Il y a 16 ans, Peter Facchini est tombé sous le charme du pavot somnifère, la « plante de la joie » des Sumériens, et en a fait depuis son objet d’étude. Ce biochimiste de 45 ans, titulaire d’une chaire de recherche en biotechnologie des processus métaboliques des plantes à l’Université de Calgary, dirige un des rares laboratoires consacrés à en percer les secrets génétiques et biochimiques.

Parmi les 270 000 différentes plantes à fleurs de la planète, seul le pavot produit de la morphine, s’enthousiasme M. Facchini. « On pense aux problèmes causés par l’opium et la corruption engendrée par son trafic, mais on oublie que les humains utilisent cette plante comme analgésique depuis 8 000 ans. » Selon lui, cette plante emblématique mériterait plus de respect; les gens « devraient connaître l’importance qu’elle revêt dans leur vie ».

Le chercheur a d’ailleurs consacré la plus grande part de sa carrière à l’identification des cellules et des enzymes qui, chez le pavot somnifère, permettent la production de morphine, de codéine et de divers autres alcaloïdes importants d’un point de vue pharmaceutique.

En s’efforçant de dresser la carte génétique de la plante, le scientifique a acquis une réputation telle que services de police, organismes gouvernementaux et compagnies pharmaceutiques font régulièrement appel à son expertise. « Mon travail n’est surtout pas ennuyant », affirme-t-il.

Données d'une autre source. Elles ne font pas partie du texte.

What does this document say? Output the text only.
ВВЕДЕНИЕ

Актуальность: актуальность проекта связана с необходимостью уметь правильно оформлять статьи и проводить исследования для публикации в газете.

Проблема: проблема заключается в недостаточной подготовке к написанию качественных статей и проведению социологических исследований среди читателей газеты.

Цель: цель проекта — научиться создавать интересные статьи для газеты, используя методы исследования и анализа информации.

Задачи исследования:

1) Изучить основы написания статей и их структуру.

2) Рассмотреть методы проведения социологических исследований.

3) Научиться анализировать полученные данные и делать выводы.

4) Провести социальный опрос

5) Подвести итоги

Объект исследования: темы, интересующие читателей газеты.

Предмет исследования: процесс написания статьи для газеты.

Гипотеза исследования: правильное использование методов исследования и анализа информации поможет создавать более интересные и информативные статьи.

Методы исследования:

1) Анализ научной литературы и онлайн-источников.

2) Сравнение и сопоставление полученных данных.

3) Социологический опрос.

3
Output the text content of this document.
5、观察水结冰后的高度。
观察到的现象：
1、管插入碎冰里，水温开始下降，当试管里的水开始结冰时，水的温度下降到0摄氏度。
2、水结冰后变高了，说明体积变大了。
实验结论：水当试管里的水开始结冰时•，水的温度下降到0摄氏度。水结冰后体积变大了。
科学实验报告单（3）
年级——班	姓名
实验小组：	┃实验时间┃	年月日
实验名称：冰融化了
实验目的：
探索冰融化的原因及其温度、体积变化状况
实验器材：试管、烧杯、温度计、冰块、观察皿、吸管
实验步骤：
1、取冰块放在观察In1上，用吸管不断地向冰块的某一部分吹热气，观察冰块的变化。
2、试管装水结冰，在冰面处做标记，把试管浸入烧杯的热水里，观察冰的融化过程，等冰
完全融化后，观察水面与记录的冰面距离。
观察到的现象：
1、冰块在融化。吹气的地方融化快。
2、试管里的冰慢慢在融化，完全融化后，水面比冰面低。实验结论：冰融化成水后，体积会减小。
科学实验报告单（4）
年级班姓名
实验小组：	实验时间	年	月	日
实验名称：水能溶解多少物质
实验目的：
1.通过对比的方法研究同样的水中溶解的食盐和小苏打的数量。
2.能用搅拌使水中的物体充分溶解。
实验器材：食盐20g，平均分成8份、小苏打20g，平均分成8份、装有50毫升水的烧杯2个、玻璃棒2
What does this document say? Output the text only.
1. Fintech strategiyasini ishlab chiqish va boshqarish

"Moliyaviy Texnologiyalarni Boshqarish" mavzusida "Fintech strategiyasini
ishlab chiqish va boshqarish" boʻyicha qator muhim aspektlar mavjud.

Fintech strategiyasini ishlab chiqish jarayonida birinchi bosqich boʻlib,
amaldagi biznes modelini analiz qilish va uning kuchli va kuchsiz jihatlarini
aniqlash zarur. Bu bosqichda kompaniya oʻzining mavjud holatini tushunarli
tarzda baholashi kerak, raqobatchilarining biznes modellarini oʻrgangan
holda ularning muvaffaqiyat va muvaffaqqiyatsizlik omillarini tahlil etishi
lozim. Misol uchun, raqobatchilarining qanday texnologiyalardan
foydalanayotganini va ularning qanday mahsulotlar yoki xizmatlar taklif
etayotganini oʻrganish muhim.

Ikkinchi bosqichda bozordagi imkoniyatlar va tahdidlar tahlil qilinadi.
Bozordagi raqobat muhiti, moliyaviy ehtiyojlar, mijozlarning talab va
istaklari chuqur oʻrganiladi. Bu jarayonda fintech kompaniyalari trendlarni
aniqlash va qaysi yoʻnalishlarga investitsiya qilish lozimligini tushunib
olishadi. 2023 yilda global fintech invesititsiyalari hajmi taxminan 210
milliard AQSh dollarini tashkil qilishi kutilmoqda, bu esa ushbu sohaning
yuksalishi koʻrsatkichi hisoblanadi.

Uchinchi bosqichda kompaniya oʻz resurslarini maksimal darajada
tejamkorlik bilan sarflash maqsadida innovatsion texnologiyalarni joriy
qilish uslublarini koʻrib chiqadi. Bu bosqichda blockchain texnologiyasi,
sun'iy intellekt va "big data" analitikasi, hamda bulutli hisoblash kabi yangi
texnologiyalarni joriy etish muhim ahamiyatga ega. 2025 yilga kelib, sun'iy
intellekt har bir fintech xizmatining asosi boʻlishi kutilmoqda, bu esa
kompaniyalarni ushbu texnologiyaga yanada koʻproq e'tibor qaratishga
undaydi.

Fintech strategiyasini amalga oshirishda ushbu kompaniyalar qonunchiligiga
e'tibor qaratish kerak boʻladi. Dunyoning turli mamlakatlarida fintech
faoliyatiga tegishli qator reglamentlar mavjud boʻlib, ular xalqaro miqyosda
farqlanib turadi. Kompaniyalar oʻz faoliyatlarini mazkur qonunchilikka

Un permis spécial de Santé Canada

Classées dans la catégorie des substances contrôlées, ses plantes poussent dans une pièce ayant coûté 30 000 $, sans fenêtre et dotée d’une alarme pour porte et d’un détecteur de mouvement. Le chercheur exerce ses activités grâce à un permis spécial de Santé Canada, qui l’autorise à cultiver seulement 100 plantes à la fois.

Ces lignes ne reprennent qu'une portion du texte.